This former jail in Minnesota is being turned into an apartment building
Built in 1924, the 93-cell jail was designed to hold up to 100 inmates. Now the historic building in Duluth is expected to welcome its first voluntary tenants come January.
DULUTH — The former St. Louis County Jail in Duluth will be renamed Leijona and will be repurposed as a 33-unit apartment building.
Leijona, pronounced lay-oh-nah, is the Finnish word for lion, and developer Meghan Elliott said the building draws the inspiration for its name and logo from some of the ornamentation on the structure’s granite facade. She noted that prominent images of lions actually are worked into the neoclassical revival stone exteriors of buildings throughout the surrounding Civic Center campus.
“Nobody wants to live in a building called a jail, right?” Elliott said.
The original working name for the project was the New Burnham Apartment Building, a reference to Architect Daniel Burnham who designed most of the buildings in Duluth’s Civic Center. But Elliott explained that many people are unfamiliar with Burnham, and while his work inspired the design of the former jail, it was actually designed by architects Abraham Holstead and William J. Sullivan.
“So, we rethought the name as well as the colors that we’re using,” she said, explaining that the new name is more likely to connect with people, especially in an area with many people of Finnish descent. She referred to the name as “a nod to the history of Duluth and some of its heritage.”
Many of the building’s interior finishes will incorporate colors found in the building’s refinished terrazzo floors that will remain. That color palette will include green, gold and burgundy.
Built in 1924, the 93-cell jail was designed to hold up to 100 inmates. The steel bars of the cells not only kept prisoners confined but also provided support for the building. As those cells were removed to open up the floor plan, new structural supports had to be installed.
Some of the original steel bars have been strategically retained as decor and a wink to the building’s history, but Elliott said about 200 tons of steel was removed from the former jail as it was dismantled and reconfigured.

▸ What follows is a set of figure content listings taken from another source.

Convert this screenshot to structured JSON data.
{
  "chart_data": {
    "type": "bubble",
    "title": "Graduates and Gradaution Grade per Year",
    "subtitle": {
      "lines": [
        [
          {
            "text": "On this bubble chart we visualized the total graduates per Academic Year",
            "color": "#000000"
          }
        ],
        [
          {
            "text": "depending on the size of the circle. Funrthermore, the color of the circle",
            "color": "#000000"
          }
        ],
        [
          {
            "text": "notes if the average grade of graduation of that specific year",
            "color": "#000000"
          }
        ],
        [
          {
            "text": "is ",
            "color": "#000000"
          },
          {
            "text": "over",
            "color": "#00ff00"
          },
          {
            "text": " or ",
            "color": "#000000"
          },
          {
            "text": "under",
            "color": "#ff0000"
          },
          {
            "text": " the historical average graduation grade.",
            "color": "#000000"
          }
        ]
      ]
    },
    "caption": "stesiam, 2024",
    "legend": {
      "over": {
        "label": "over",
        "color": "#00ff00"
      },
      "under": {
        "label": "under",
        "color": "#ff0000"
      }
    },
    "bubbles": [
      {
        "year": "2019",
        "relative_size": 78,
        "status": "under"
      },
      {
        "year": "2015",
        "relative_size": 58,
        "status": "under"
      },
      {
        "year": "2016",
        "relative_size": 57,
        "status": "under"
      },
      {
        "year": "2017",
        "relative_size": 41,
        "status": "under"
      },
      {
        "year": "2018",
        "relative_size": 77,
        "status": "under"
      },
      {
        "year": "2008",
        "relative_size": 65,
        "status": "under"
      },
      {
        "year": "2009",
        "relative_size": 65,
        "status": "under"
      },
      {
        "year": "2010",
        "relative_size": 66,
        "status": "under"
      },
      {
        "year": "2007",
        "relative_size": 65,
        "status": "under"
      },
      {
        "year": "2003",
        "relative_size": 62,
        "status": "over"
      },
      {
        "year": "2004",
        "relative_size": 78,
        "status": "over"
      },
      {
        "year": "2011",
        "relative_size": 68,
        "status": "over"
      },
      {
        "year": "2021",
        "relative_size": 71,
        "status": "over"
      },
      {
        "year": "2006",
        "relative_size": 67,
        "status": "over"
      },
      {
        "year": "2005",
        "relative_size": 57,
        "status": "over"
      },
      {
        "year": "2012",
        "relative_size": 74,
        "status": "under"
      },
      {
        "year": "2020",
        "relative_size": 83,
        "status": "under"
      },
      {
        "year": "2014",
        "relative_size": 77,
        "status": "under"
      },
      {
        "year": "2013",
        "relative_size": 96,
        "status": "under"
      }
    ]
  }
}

Leijona's website, liveleijona.com , markets the apartments with the slogan: "From jailhouse to your house."
The original budget for the project was $8.3 million. Once work began, however, Elliott and her development team, including Jon Commers and Grant Carlson, made some disheartening discoveries. The amount of lead paint that had to be abated was far greater than they originally anticipated, due to the large quantities of lead paint that had been used to coat walls and floors.
The jail has sat abandoned since 1995, when a replacement was built, and pigeons had infiltrated the structure, roosting there and defecating for years on end. The accumulated guano was flagged as a hazard that would need to be removed, but the lead paint coating most of the floors underneath was not discovered until it was gone. Elliott said lead abatement costs have probably added at least $200,000 to project costs.
But Elliott said she and her partners already had too much work and money into the renovation to even consider turning back, especially after the commitments they had made to Duluth and its residents.
The project is being completed with the help of historic tax credits that require the renovation to be finished by the end of the year. To meet that goal, about 40 workers have been on site daily to push the building across the finish line.
Elliott said the building has been waiting on an order of 98 large windows, with glass in short supply. Those operable windows will replace glass blocks that had filled 7-by-9-foot openings when the building served as a jail. The windows were to have arrived in July, but she has received assurances they are on the way and should arrive soon.
The large windows will offer sweeping views of Lake Superior, the Civic Center and Duluth’s hillside. Elliott said she can hardly wait for them to arrive.
Leijona will offer 16 to 17 stalls of surface parking on site for tenants and will be able to provide the remainder of tenants parking in a city-owned parking ramp in the 400 block of West First Street.
Elliott said she also hopes that Second Street will be permanently modified and narrowed to slow traffic coming off of Mesaba Avenue, providing a safer crossing area for pedestrians.
Leijona, at 521 W. Second St., already has received more than 100 inquiries from interested renters, and Elliott said she remains optimistic the building will be fully occupied when it opens.
The apartment building will be a mixed-income operation, with a number of reduced-rate affordable units available specifically for qualified tenants earning just 60 or 70% of the area median income, and other units available at market rate rents of up to $1,900 per month.